For the Non-GMO Project, October is a special month because it is Non-GMO Month. As part of the annual celebration, more than 12,000 grocery stores across the United States and Canada are taking part in the month-long event to educate the public and spotlight Non-GMO Project Verified choices on their shelves, according to the organization’s non-GMO awareness website, livingnongmo.org.
This is the eighth year that the Non-GMO Project has dedicated October to non-GMO awareness, but this year the organization has made it even easier for consumers to get involved with a dedicated website, which includes a list of ways they can participate. Among those are the Non-GMO Month Daily Giveaway Contest, hosting or attending local events, and purchasing Non-GMO Project T-shirts, hats, stickers and buttons.
Based on data from Nielsen, it seems as though more and more consumers are celebrating clean label. The market research firm notes in a consumer insights piece titled “Who’s buying clean label products?” that clean label has expanded beyond specialty and natural retailers.
“In fact, 93 percent of U.S. households have purchased a clean label product at grocery stores, while 70 percent have purchased at a mass merchandiser/supercenter and 31 percent at club stores,” Nielsen reports.
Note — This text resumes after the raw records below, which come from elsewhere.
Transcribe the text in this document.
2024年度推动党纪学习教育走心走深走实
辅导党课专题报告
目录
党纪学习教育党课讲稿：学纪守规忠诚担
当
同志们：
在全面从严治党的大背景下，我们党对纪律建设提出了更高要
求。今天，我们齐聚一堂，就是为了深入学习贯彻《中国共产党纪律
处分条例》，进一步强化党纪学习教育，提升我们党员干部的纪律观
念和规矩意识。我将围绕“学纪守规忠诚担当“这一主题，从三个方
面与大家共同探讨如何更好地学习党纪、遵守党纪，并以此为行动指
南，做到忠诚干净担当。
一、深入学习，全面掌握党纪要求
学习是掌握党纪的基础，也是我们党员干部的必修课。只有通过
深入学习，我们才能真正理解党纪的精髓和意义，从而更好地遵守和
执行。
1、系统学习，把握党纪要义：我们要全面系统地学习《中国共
The market research firm credits this shift to varying demographics and generations. For instance, it found millennials and Generation X consumers place higher importance on products labeled organic, free of GMOs and no added hormones. Additionally, consumers 35 and younger with household incomes of $100,000 or more, and families with children all placed higher importance on clean-label attributes.
The clean-label movement continues to garner attention and it seems as though consumers and organizations are ready to celebrate as well.